Cómo conocí a Valentina… No 1

Una vez me dijo alguien que la mejor forma de conocerse a uno mismo es viéndonos reflejado en los ojos de alguien afín, pues en ellos reconoceremos nuestro verdadero yo.

Si tuviese que definir a Valentina en unas pocas palabras creo que estas podrían ser: “honesta, directa, sincera, brillante, ingeniosa, atractiva”. Nunca olvidaré nuestro primer encuentro.

Como los grandes momentos que salpican nuestra vida, fue algo fortuito, imposible de ser relegado al pozo del olvido, un acontecimiento envuelto de cierto halo de misticismo, una casualidad tan impredecible como improbable.

Todo comenzó una mañana de sábado cualquiera paseando por el Trastevere de camino a la Iglesia de Santa María, después de que un buen amigo mío me recomendase admirar sus mosaicos del románico tardío. Había estado allí otras veces pero nunca me había fijado demasiado en sus mosaicos, a veces soy un poco distraído, lo confieso.

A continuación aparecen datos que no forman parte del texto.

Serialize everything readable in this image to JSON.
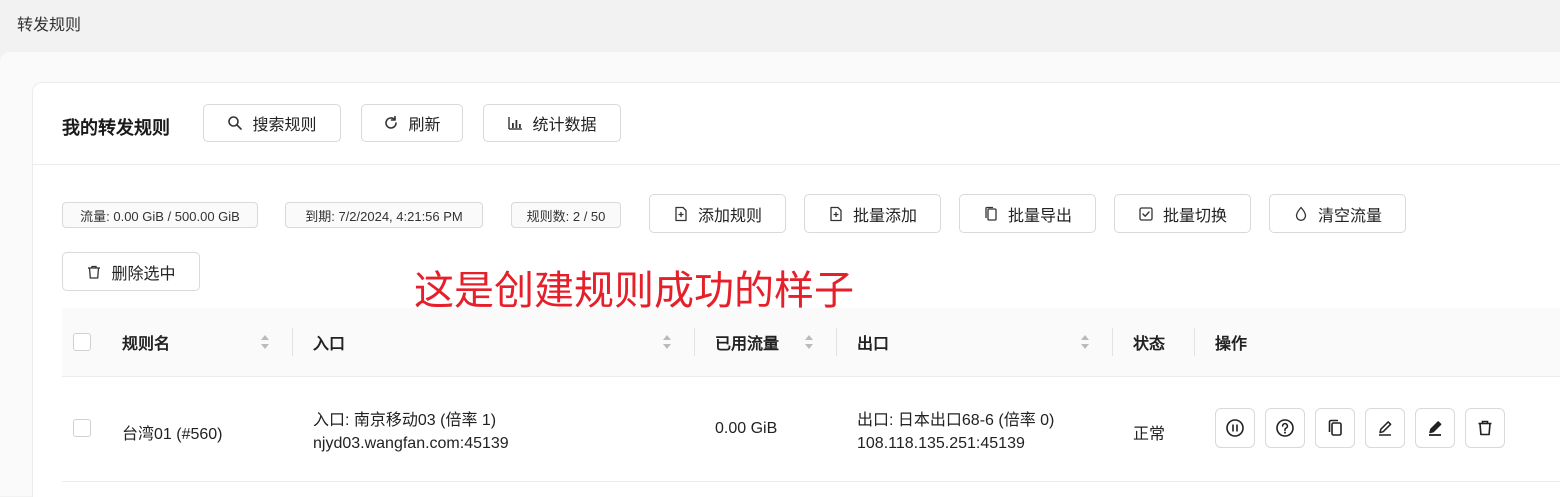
{
  "page": {
    "title": "转发规则"
  },
  "card": {
    "title": "我的转发规则",
    "header_buttons": [
      {
        "label": "搜索规则",
        "icon": "search-icon"
      },
      {
        "label": "刷新",
        "icon": "refresh-icon"
      },
      {
        "label": "统计数据",
        "icon": "bar-chart-icon"
      }
    ]
  },
  "stats": {
    "traffic": "流量: 0.00 GiB / 500.00 GiB",
    "expiry": "到期: 7/2/2024, 4:21:56 PM",
    "rule_count": "规则数: 2 / 50"
  },
  "toolbar": [
    {
      "label": "添加规则",
      "icon": "file-plus-icon"
    },
    {
      "label": "批量添加",
      "icon": "file-plus-icon"
    },
    {
      "label": "批量导出",
      "icon": "copy-icon"
    },
    {
      "label": "批量切换",
      "icon": "check-square-icon"
    },
    {
      "label": "清空流量",
      "icon": "drop-icon"
    },
    {
      "label": "删除选中",
      "icon": "trash-icon"
    }
  ],
  "annotation": "这是创建规则成功的样子",
  "table": {
    "columns": [
      "规则名",
      "入口",
      "已用流量",
      "出口",
      "状态",
      "操作"
    ],
    "rows": [
      {
        "name": "台湾01 (#560)",
        "entry_line1": "入口: 南京移动03 (倍率 1)",
        "entry_line2": "njyd03.wangfan.com:45139",
        "used": "0.00 GiB",
        "exit_line1": "出口: 日本出口68-6 (倍率 0)",
        "exit_line2": "108.118.135.251:45139",
        "status": "正常",
        "actions": [
          "pause-icon",
          "help-icon",
          "copy-icon",
          "edit-outline-icon",
          "edit-filled-icon",
          "trash-icon"
        ]
      }
    ]
  },
  "colors": {
    "annotation": "#e5202a",
    "border": "#d9d9d9"
  }
}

El caso es que llegando a la plaza no pude evitar fijarme en ella, una mujer de lo más elegante, imposible no fijarse en ese porte, en esa combinación arriesgada pero totalmente armónica de colores primaverales. Quedé tan ensimismado que hasta que se perdió por uno de los callejones de la plaza no me percaté de que se había dejado olvidado el bolso. Cuando salí en su busca fue demasiado tarde, imposible encontrarla entre el trasiego de gente, propio de un espléndido sábado romano de primavera.

Decidí entonces entrar a admirar los mosaicos que tan encarecidamente me habían recomendado visitar, con la esperanza de que esa chica volviese a por sus pertenencias tarde o temprano. De vuelta en la fuente, viendo que no aparecía, en un acto de bienintencionada indiscreción decidí abrir el bolso en busca de algo que me sirviese para dar con ella.

Fue entonces cuando creció aún más mi fascinación, al encontrarme una serie de bocetos firmados con un descuidado «Valentina»… ¿Sería italiana, rusa, argentina, española? Poco más podía deducir, pues dentro no encontré ninguna identificación, ninguna dirección, ninguna tarjeta de algún hotel, ni siquiera un monedero ¿qué clase de gente va hoy día por ahí sin identificación ni dinero? Sin duda alguien a quien tenía que conocer, pero… ¿cómo? Al menos ya conocía su nombre.

Empecé a deambular por el barrio, uno de mis rincones favoritos de la cittá eterna, en gran parte debido a su menor concentración de turistas. Fui a almorzar a una de mis trattorias favoritas, y después a disfrutar de un espresso en esa cafetería coloreada con flores y enredaderas colgantes que tanto me llamaba la atención. Todo ello con el bolso de Valentina a cuestas, a pesar de despertar alguna que otra mirada o risotada, no podía dejarlo allí abandonado, era obvio que aquello sería importante para ella.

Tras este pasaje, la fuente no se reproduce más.